Today is the official release of Alcestis in paperback!
In the year since the hardback release, I’ve:
- had a book launch party (photos here)
- read at a college
- read in Ashland, Oregon, met with a book club there, and filmed an interview/reading with a local book TV program
- read at Wiscon
- read at ArmadilloCon in Austin
- met a huge number of amazing writers on Twitter
- taught an intensive summer fiction workshop at the University of Texas
- spoke to a UT honors class after they read the book
- learned that the book will be available in a Turkish edition and in audiobook form from Iambik
- led a discussion about the book in the Blanton Museum, for their book club
- written a bunch of blog posts for other sites, including the always fabulous Hipster Book Club and Small Beer’s Not a Journal (see the Alcestis page for more guest blog posts, interview, and reviews from sites like Open Letters Monthly and Lambda Literary)
- written more blog posts here than I ever expected to!

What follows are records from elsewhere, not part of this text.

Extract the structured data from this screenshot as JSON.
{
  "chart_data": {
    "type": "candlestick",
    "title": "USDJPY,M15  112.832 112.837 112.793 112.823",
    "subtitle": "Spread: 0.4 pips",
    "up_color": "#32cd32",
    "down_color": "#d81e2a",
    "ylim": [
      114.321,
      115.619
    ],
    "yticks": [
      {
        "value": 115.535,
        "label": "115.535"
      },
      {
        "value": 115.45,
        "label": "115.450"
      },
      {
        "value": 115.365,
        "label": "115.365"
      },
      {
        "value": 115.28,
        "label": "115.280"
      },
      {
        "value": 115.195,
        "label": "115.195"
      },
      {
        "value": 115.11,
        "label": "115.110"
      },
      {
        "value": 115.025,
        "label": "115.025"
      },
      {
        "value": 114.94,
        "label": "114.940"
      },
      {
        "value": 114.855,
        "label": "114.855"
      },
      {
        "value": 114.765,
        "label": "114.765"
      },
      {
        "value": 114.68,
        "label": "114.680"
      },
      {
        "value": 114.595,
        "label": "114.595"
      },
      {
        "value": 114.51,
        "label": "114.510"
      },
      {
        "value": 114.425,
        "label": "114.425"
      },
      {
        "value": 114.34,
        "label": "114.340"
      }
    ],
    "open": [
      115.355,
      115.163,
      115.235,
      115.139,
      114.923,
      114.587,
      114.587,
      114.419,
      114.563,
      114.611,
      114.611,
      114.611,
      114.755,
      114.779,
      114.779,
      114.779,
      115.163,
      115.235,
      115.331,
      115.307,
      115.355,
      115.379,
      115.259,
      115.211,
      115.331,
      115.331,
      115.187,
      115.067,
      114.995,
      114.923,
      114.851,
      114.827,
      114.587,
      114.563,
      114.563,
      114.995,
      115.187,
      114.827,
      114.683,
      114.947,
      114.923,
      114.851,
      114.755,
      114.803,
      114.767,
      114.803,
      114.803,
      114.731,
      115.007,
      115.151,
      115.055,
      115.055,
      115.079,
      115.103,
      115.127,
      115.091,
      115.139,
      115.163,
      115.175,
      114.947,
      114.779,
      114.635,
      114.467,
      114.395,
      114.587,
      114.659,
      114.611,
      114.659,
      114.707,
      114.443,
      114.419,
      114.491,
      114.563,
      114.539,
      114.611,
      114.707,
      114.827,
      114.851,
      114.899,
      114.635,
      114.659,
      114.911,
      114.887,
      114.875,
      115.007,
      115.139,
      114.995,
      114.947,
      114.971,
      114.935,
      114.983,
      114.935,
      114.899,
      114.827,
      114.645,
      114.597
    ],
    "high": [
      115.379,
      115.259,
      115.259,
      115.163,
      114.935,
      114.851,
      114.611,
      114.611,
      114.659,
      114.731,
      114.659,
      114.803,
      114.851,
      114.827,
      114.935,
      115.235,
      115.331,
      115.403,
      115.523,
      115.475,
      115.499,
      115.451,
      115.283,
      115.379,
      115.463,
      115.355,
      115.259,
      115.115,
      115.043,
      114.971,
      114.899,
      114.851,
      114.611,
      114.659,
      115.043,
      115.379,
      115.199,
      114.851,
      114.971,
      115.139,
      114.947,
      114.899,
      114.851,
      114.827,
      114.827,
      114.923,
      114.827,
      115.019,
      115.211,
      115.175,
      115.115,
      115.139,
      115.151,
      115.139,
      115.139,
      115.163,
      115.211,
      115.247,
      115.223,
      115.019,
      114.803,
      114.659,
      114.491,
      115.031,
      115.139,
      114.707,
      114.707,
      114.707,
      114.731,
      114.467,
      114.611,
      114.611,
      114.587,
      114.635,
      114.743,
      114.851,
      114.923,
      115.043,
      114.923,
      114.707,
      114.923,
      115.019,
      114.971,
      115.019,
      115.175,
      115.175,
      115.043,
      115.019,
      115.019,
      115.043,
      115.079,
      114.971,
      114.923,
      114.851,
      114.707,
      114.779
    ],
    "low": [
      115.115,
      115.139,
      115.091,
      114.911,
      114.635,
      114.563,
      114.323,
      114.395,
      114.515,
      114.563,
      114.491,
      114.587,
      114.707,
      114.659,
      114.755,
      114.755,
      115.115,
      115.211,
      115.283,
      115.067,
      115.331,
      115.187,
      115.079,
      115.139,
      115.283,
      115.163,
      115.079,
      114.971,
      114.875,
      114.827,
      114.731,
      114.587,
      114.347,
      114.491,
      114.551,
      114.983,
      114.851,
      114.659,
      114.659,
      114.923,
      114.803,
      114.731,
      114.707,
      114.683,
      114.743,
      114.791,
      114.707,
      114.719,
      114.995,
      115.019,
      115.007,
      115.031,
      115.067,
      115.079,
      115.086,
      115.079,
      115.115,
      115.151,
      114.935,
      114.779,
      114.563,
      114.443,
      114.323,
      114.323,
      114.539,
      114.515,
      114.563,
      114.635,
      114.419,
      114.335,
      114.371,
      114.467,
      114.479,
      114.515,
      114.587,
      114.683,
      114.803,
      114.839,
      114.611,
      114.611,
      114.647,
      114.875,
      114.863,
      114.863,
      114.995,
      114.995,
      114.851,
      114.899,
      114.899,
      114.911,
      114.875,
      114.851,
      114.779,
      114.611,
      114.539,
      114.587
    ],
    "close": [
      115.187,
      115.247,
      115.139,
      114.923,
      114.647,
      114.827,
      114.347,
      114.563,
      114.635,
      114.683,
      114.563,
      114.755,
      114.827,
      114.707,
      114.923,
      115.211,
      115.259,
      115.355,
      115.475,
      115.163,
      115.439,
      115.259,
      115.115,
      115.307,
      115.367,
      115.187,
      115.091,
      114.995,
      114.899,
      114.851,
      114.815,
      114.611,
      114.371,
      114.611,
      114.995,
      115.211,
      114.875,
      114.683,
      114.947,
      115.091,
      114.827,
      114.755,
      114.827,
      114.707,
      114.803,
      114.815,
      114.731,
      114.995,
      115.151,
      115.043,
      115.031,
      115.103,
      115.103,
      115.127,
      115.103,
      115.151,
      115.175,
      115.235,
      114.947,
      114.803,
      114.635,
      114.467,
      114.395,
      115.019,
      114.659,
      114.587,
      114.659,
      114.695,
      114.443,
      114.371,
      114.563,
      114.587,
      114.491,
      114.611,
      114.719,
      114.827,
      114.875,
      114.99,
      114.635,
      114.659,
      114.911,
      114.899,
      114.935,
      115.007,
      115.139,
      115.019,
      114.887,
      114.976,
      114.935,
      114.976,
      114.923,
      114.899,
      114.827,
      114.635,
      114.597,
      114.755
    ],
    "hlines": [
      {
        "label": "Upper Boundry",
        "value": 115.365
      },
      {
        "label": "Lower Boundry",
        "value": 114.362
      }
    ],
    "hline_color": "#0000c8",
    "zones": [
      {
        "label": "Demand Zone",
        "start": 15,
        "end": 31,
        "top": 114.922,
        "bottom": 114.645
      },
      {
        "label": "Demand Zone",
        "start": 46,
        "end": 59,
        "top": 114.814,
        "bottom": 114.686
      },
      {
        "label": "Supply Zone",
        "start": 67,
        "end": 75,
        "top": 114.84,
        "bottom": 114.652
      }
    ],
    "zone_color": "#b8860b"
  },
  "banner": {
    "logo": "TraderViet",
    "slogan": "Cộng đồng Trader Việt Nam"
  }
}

I continue to be amazed that people want to read my book. I mean, obviously that’s what I hoped for when I wrote it, though I also wrote it because I wanted to read it. But the fact of the book being in the world, of going into a room for a book club meeting and seeing fifteen people who have all spent at least a few hours of their lives reading something I wrote and are now eager to talk about it — there’s nothing quite like it. Thanks to my time as an English grad student, I’m well aware of just how far back the English-language literary tradition stretches, and how very many books have been produced since print became widespread. I like knowing that Alcestis is among them, and that it’s reached some readers who have really enjoyed it. I hope the paperback edition will allow it to reach even more.
The book is available in paperback via IndieBound, Amazon, B&N, Chapters/Indigo, Powell’s, Borders.com — and of course it’s still available in hardback and ebook form on those sites, too. If you buy and read the book, please do take the time to leave a review on the site where you bought it and/or at Goodreads, if you can. It means a lot to me and will especially mean a lot to other potential readers who want to know what you thought of the book.
Congratulations! Any book birthday is a good day. 😉
Thanks, Nephele!
Kate, you also made progress on your dissertation. (I was wondering if the stuff you mentioned was supposed to be related to Alcestis, but some of them overlapped with other stuff, so maybe that could be added).